Due to solid state switching circuits and capacitors --

All of the 'old rules' have been obliviated.


----------



## martindag (Oct 30, 2009)

I got also a Temperature controler from Omega a CNi16D33 and the input is 110v-240v just like my power supply, do you think it can take a L-L 208vac ?


----------



## psgama (Oct 26, 2015)

Most likely it will be fine.


----------



## triden (Jun 13, 2012)

martindag said:


> here just in case its the link of the power supply im using....
> 
> http://newsroom.cuthbertstewart.co.nz/wp-content/uploads/2016/02/14781100009999.jpg


That's a good supply. Pheonix is another candidate that makes good supplies.


----------



## Jhellwig (Jun 18, 2014)

A little late but they do make 480volt 3phase to 24vdc power supplies. I would imagine that they might also make a 208 3phase version.


----------



## oliquir (Jan 13, 2011)

Jhellwig said:


> A little late but they do make 480volt 3phase to 24vdc power supplies. I would imagine that they might also make a 208 3phase version.

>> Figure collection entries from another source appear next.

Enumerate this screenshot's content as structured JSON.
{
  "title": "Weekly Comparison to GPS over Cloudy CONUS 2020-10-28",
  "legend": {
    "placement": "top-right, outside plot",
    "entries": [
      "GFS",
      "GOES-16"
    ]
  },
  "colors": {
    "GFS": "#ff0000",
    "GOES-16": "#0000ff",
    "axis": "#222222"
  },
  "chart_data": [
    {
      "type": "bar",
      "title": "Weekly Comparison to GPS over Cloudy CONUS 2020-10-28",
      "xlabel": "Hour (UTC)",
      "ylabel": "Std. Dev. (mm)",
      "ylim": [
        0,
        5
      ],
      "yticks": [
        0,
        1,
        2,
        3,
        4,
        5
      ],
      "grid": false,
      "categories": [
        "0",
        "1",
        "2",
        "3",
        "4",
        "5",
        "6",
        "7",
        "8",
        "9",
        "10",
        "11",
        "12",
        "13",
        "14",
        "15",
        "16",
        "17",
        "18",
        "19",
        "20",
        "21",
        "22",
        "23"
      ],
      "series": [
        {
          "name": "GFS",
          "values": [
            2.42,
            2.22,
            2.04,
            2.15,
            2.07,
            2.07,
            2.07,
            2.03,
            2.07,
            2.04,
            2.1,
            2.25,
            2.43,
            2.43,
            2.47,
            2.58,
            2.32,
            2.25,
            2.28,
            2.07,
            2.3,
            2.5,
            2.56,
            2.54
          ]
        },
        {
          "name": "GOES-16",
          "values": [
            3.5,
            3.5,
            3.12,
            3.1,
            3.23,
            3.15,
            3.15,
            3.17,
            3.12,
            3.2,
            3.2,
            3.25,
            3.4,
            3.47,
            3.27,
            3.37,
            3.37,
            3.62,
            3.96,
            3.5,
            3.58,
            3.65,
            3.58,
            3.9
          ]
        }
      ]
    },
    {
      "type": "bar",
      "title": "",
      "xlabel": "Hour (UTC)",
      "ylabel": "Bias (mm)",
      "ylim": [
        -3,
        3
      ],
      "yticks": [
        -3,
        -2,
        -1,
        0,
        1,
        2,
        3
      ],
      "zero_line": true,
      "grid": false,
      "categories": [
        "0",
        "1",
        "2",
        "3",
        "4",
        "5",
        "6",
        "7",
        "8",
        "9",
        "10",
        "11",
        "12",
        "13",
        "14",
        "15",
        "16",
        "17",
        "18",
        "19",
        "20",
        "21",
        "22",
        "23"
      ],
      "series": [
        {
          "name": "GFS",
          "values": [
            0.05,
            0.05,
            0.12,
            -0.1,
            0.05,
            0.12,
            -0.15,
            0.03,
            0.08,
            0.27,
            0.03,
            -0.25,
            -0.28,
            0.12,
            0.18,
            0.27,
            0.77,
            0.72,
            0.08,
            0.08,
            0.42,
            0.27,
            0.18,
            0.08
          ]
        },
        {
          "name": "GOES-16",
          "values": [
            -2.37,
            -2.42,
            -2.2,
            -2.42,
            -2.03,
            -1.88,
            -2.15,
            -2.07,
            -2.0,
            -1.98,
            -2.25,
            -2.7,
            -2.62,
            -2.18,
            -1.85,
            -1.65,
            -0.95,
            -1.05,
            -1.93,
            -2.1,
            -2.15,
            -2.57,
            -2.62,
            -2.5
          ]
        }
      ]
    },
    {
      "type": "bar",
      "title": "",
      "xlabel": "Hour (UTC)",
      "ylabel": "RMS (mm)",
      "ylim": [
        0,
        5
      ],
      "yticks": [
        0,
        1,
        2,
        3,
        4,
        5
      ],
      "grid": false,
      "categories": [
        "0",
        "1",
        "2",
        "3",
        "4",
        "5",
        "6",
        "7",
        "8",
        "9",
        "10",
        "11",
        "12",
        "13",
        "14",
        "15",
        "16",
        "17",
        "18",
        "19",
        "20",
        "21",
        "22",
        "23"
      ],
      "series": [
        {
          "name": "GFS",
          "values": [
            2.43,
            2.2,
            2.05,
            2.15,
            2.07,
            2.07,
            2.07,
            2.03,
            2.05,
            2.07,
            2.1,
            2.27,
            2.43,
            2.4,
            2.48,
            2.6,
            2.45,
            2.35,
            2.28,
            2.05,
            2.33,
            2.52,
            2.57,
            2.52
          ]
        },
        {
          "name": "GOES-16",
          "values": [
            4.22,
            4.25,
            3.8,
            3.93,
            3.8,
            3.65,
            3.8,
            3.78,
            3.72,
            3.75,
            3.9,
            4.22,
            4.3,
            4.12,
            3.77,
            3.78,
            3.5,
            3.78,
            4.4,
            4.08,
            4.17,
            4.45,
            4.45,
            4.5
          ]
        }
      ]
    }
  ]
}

yes they exist, almost any popular brand of power supply have them, phoenix, weidmuller, meanwell,... 
heres one not too expensive Mean Well DRT-240-24


----------



## MechanicalDVR (Dec 29, 2007)

What is the reason you want a 3 ph power supply as opposed to a single phase 208v to 24v ? What type controls are you using ? Why a power supply instead of just a transformer mounted in your control panel on the equipment ? Why is the 120v needed ?


----------



## Jhellwig (Jun 18, 2014)

A three phase powere dc power supply has less ripple that needs corrected and can handle more power on a smaller foot print. It is the same type of thing with drives. The single phase powered ones are larger than the 3 phase ones.


----------



## MechanicalDVR (Dec 29, 2007)

Jhellwig said:


> A three phase powere dc power supply has less ripple that needs corrected and can handle more power on a smaller foot print. It is the same type of thing with drives. The single phase powered ones are larger than the 3 phase ones.


I missed the vdc in the first post and the swapping out an outlet sounded odd as well.


----------



## JRaef (Mar 23, 2009)

oliquir said:


> yes they exist, almost any popular brand of power supply have them, phoenix, weidmuller, meanwell,...
> heres one not too expensive Mean Well DRT-240-24


I've always thought that was a terrible name for a company. 

"It doesn't work, but they mean well..."


----------



## micromind (Aug 11, 2007)

Jhellwig said:


> A little late but they do make 480volt 3phase to 24vdc power supplies. I would imagine that they might also make a 208 3phase version.


As far as I know, no one does. They're all single phase.


----------